Das Fort IX hat eine wechselvolle Geschichte, bis in die Neuzeit. Nach den Vorgaben des Versailler Vertrages wurde das Fort in den 1920er Jahren entmilitarisiert. Der sechs Meter tiefe und neun Meter breite Graben wurde verfüllt.
Die Hitlerjugend zieht ein
1936 errichtete die Hitlerjugend im Fort IX ein Lager zur „Kontrolle und Disziplinierung“ von arbeitslosen Jugendlichen, das so genannte „Lager Hitler“. Ein Teil des Schriftzugs ist bis heute über dem Hauptportal erhalten.

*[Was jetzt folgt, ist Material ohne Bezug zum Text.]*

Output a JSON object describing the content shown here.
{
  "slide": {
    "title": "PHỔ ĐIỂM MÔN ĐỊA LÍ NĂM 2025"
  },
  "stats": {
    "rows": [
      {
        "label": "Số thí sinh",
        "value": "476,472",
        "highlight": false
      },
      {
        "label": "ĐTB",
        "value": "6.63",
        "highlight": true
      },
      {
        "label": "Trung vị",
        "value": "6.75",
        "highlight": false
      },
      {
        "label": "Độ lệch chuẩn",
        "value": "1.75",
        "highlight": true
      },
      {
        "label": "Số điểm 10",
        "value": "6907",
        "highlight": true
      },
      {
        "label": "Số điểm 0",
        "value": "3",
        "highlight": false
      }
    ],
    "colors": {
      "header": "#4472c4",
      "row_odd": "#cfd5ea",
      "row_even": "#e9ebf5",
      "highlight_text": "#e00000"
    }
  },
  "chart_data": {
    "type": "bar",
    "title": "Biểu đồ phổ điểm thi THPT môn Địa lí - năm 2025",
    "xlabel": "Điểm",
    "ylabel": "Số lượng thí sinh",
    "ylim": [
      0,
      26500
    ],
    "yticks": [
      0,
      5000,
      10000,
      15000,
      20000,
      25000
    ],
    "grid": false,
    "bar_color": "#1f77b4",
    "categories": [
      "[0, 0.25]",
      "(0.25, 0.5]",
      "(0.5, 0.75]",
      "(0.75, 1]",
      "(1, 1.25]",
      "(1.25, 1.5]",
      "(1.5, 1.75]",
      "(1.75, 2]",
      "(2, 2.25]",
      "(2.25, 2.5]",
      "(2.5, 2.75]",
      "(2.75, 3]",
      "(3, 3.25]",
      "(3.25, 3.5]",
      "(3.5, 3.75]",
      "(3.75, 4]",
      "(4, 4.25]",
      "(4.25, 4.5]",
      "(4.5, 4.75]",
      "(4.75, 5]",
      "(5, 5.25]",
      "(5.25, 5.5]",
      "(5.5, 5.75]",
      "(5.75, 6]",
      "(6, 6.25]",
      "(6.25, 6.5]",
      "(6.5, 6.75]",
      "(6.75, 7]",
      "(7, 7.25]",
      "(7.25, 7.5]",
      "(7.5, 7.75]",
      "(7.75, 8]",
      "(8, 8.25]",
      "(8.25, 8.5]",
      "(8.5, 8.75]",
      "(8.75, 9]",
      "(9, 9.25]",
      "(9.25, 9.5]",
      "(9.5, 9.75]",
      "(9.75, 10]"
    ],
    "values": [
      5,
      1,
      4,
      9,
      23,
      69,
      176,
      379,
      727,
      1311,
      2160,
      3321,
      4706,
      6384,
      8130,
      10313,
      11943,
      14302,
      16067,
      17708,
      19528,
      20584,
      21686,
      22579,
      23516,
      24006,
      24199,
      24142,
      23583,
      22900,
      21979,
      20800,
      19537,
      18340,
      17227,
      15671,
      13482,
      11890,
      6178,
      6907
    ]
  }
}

Während des Zweiten Weltkrieges wurden in der ehemaligen Festung russische Zwangsarbeiter interniert. Nach dem Krieg wurde das Fort von der belgischen Armee genutzt und war Standort eines belgischen „Alpenvereins". Schwienbacher: „Die haben das Gemäuer für Kletterübungen genutzt.“
Auf dem sogenannten Zwischenwerk 9a, einem Festungsabschnitt, das einen kleinen Fußmarsch weiter Richtung Rheinufer liegt, betrieben die Belgier sogar einen Kindergarten für die Armeeangehörigen.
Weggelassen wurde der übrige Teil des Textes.